I have the following dataframe:
| Location | Student Name |
|---|---|
| D | Amy |
| D | Raj |
| E | Mitch |
| F | Poo |
| F | Mack |
I am trying to generate the following dataframe:
| Location | Student Name |
|---|---|
| D | Amy |
| D | Raj |
| Total Students at D | 2 |
| E | Mitch |
| Total Students at E | 1 |
| F | Poo |
| F | Mack |
| Total Students at F | 2 |
| Grand Total | 5 |
How do I do that?
Advertisement
Answer
I will offer a solution without loops.
df = pd.DataFrame({'Location':['D','D','E','F','F'],
'Student Name':['Amy', 'Raj', 'Mitch', 'Poo', 'Mack']})
df1 = df.groupby('Location', as_index = False).agg({'Student Name':'count'})

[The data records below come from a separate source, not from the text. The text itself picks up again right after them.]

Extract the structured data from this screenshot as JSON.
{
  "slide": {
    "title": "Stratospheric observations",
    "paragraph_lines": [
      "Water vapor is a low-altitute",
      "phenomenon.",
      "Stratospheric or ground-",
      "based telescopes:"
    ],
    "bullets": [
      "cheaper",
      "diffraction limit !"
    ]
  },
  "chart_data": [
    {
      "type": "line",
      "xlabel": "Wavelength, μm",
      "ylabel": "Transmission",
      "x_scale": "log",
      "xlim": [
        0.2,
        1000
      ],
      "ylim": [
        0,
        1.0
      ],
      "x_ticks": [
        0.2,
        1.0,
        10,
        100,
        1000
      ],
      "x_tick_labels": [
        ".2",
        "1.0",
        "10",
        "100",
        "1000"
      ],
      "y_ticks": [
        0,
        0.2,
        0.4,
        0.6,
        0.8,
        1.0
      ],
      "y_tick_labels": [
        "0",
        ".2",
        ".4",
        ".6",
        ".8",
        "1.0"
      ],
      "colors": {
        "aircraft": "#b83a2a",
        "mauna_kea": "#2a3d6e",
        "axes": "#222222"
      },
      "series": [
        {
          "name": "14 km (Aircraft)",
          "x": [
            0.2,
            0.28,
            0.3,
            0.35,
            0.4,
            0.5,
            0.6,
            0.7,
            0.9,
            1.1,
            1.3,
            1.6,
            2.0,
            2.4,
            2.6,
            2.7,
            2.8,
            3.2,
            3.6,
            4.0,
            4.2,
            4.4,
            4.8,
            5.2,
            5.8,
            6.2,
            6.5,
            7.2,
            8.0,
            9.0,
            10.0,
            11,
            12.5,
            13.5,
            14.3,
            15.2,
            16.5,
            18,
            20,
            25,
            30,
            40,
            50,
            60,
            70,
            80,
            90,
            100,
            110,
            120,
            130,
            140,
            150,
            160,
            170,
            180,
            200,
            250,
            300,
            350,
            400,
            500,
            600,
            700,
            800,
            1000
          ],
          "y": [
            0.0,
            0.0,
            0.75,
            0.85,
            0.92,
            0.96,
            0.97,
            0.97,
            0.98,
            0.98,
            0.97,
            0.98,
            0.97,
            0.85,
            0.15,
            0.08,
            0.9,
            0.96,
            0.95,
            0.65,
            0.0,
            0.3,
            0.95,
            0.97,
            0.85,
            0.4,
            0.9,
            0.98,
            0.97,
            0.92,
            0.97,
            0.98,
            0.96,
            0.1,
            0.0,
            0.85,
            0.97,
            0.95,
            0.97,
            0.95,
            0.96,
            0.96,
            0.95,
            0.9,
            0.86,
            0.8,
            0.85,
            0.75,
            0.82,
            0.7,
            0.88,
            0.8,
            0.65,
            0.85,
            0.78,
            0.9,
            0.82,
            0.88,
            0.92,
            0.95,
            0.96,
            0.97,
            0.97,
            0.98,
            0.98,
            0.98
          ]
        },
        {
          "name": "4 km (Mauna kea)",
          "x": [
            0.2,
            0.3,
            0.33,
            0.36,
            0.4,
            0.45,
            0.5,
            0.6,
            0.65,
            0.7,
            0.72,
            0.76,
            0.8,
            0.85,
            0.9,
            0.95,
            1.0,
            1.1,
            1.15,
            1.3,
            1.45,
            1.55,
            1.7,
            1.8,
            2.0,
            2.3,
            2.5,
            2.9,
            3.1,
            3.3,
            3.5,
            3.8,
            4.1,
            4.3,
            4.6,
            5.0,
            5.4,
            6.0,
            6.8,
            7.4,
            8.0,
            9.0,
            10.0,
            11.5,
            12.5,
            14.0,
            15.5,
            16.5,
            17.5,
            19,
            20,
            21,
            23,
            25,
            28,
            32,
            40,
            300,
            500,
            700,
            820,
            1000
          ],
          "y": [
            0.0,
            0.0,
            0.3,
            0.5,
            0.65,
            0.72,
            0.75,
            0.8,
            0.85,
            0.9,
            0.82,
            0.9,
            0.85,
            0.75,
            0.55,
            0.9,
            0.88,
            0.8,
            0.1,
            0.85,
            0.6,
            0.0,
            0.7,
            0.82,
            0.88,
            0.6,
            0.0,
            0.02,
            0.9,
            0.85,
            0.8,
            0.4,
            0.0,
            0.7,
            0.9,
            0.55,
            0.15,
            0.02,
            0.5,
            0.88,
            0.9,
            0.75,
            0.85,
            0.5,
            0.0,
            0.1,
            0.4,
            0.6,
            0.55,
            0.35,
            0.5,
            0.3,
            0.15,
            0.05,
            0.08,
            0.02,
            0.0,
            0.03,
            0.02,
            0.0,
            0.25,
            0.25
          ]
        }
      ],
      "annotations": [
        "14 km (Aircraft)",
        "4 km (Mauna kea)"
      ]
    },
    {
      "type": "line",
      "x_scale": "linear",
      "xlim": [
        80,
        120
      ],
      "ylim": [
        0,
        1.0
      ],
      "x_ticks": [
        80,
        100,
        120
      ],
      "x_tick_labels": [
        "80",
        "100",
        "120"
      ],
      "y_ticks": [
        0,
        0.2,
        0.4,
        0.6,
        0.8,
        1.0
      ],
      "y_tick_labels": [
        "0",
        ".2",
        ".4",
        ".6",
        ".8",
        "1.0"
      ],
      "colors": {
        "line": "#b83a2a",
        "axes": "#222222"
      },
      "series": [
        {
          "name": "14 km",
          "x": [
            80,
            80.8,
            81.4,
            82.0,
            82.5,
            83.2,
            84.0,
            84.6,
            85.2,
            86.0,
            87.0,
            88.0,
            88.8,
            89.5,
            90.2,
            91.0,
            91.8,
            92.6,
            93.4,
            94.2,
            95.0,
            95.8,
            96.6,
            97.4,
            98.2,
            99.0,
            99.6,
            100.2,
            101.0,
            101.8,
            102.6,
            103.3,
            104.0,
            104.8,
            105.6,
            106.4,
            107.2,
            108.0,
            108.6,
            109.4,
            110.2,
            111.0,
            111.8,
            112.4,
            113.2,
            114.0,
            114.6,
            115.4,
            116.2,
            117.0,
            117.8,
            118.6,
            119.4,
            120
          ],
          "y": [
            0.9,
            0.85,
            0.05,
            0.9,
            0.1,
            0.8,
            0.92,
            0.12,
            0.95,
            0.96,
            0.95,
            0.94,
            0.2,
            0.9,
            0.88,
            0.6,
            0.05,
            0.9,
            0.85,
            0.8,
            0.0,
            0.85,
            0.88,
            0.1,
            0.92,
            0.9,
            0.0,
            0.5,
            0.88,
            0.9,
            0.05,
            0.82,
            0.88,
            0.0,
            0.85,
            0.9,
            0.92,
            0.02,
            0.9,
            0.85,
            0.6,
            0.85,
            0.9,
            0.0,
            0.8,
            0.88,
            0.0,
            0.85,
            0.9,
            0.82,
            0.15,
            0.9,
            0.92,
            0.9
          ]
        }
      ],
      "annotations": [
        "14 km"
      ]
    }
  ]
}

df1['Location'] = df1['Location'].apply(lambda row : row + 'Total' )
df2 = pd.concat([df, df1]).sort_values(by = 'Location')
df2['Location'] = df2['Location'].apply(lambda x : 'Total Students at ' + x[:len(x)-len('Total')] if x.endswith('Total') else x)
df2 = df2.reset_index()
df2.drop(['index'], axis = 1, inplace = True)
df2 = df2.append({'Location' : 'Grand Total', 'Student Name' : df1['Student Name'].sum()}, ignore_index = True)
Output :
df2
Location Student Name
0 D Amy
1 D Raj
2 Total Students at D 2
3 E Mitch
4 Total Students at E 1
5 F Poo
6 F Mack
7 Total Students at F 2
8 Grand Total 5